Right out of high school I went to college, and I was also working full-time. I found out that halfway through the second year fall semester I was pregnant. I withdrew from all my classes and lived the life of a mother and retail worker. But during this time I would get diagnosed with Bipolar I disorder, Adhd, Ptsd, Generalized Anxiety Disorder as well as several physical ailments including rheumatoid arthritis which is an auto-immune disorder. Despite all this, I want to give back. I want to be a teacher and an advocate for children. I want to be the person I wish I had had when I was young.
I was so scared to come back to school, but I've realized if you want something, work for it, and have passion, doors will open. So always stay hopeful!
Pushing Past Other's Expectations
By Sergio Perez – MSJC Student
Throughout my life, I have struggled with education. In elementary, I got held back in kindergarten; in 5th grade, I was put in special needs classes and I remained in the classes from elementary to high school. I remember how I felt ashamed and embarrassed because they had placed me there. Sometimes the schools I went to would take me out of the classes and put me in "regular classes," but I was always placed back in special needs with no explanation. I felt like I was not a capable individual. Finally, in 11th grade found out that I had a learning disability.
After high school I knew I needed to find a career that made a livable wage but I did not believe I was capable or intelligent enough to choose anything else so I decided to become a firefighter because I thought I did not need to take "hard classes; it should be okay." I did not know anything about college, and coming from a Latino, single parent household made college challenging and because of my learning disability, I failed lower-level Math classes at MSJC multiple times; I just couldn't pass them.
So I took a break from college and worked as an EMT and got to work with firefighters. I learned that was not my passion. So I decided to go back to college; I was initially skeptical, but I started taking more STEM courses and connected with some of my professors who shared their struggles with education; one had been diagnosed with ADHD. Another professor said he had failed many classes and struggled with Math. Learning that my professors had academic struggles motivated me and helped me see myself in STEM, and Science got to be my passion. And now, I am going to be a Medical Laboratory Scientist major.
Finding the Ability in My Disabilities: From Struggling Student to Professor
By Jeremy Rogers – Department Chair: ASL Interpretation & Translation
At the age of 35, I have finally begun to understand my disabilities more holistically.
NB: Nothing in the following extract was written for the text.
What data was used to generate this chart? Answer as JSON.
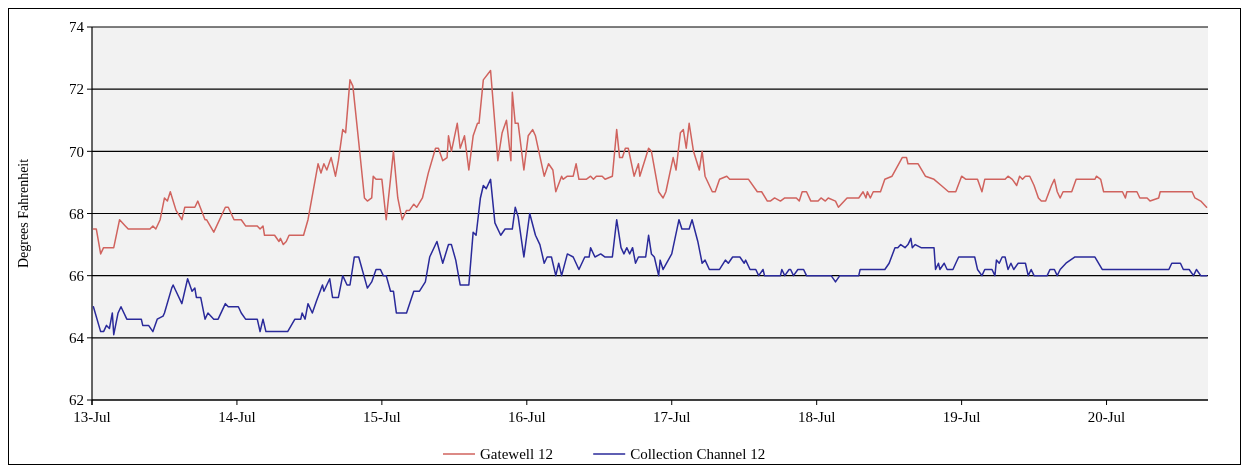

I spent much of my college career battling undiagnosed bipolar disorder and ADHD, and was not diagnosed until my first year of graduate school. My diagnosis came as a shock, and I took it rather personally that I had a mental health disorder, especially because mental health was not something that was discussed in my family.
Working with a mental health team, I was able to finally get the help I never knew I always needed. I have been mitigating living with bipolar disorder and ADHD for the last eight years and have learned so much through the process of learning more about what it means to be mentally well. Finding the support I needed allowed me to maximize my potential and chase the dreams I always had for myself, but never believed I was capable of achieving. A diagnosis doesn’t have to be the end of the road.
For me, it was the beginning of a new journey of self-discovery and appreciation for everything that makes me who I am.